Closed henrikt-ma closed 4 months ago

henrikt-ma commented 5 months ago

This affects many models, but let's talk about Modelica-4.1.0/regression/Tables/CombiTable1Ds/Test3 to make things concrete.

After Modelica.Blocks.Sources.ContinuousClock was modified in https://github.com/modelica/ModelicaStandardLibrary/pull/4150, the model no longer builds in System Modeler, since the input to the table isn't consider sufficiently differentiable to compute the second order derivative of the output.

Before the change to ContinuousClock, the input to the block was a piecewise smooth signal, and by not switching between the if-equation during continuous-time integration, there was no lack of smoothness.

Would it make sense to replace the ContinuousClock source blocks with something more differentiable?

beutlich commented 4 months ago

Would it make sense to replace the ContinuousClock source blocks with something more differentiable?

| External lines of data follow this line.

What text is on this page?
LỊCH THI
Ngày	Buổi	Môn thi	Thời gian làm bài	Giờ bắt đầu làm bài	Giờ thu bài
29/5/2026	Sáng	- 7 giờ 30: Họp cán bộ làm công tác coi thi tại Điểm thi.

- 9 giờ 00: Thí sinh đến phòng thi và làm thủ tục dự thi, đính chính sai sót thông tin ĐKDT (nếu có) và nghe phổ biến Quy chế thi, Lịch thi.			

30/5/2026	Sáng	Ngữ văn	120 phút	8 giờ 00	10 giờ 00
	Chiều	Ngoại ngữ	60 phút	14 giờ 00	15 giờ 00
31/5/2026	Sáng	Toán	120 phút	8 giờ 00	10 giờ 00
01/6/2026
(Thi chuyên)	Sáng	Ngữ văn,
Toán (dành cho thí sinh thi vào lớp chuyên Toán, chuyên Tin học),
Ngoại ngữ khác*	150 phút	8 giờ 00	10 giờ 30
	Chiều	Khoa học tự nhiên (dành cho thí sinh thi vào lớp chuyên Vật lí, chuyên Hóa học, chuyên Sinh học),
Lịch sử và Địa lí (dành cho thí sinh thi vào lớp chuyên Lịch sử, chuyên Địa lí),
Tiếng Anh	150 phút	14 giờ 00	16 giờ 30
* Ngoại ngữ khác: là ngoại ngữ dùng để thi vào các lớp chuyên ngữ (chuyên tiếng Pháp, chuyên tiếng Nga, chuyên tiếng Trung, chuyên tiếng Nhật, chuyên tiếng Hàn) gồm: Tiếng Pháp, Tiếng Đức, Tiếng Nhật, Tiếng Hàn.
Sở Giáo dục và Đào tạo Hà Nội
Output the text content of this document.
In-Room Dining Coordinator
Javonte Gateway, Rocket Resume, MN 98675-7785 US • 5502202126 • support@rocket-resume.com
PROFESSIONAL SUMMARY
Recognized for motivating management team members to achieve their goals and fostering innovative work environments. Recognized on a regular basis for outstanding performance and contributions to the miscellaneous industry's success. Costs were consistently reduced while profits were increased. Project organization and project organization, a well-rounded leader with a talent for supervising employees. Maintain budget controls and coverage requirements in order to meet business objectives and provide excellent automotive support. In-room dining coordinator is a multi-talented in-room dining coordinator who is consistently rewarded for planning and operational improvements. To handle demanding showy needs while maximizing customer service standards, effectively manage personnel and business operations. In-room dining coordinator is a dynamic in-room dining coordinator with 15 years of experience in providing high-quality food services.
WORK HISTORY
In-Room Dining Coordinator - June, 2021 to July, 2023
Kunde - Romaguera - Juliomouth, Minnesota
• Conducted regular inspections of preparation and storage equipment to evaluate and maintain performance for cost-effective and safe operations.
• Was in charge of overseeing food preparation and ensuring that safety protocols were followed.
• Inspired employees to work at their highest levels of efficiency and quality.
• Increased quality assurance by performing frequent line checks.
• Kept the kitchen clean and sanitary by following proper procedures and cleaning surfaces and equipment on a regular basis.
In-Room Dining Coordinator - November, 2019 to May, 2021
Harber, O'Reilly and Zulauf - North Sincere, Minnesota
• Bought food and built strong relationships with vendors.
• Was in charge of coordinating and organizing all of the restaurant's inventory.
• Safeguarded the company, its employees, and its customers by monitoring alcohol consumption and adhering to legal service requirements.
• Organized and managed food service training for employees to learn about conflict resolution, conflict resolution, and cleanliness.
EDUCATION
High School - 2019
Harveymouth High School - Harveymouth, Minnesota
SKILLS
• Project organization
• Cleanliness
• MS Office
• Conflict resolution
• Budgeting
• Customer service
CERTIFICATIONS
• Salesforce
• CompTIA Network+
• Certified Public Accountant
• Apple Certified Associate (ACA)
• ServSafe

Would Modelica.Blocks.Sources.RealExpression(y=time) be of rescue?

henrikt-ma commented 4 months ago

Would it make sense to replace the ContinuousClock source blocks with something more differentiable?

Would Modelica.Blocks.Sources.RealExpression(y=time) be of rescue?

It would save System Modeler, but let's not worry about that; we'll fix that on the tool side, as decided (but still not noted) in the last MAP-Lib release preparation meeting.

henrikt-ma commented 4 months ago

Closing, as it was concluded that this is a tool issue. I'll open another issue (#4325) regarding the lack of excitation in the second order derivative.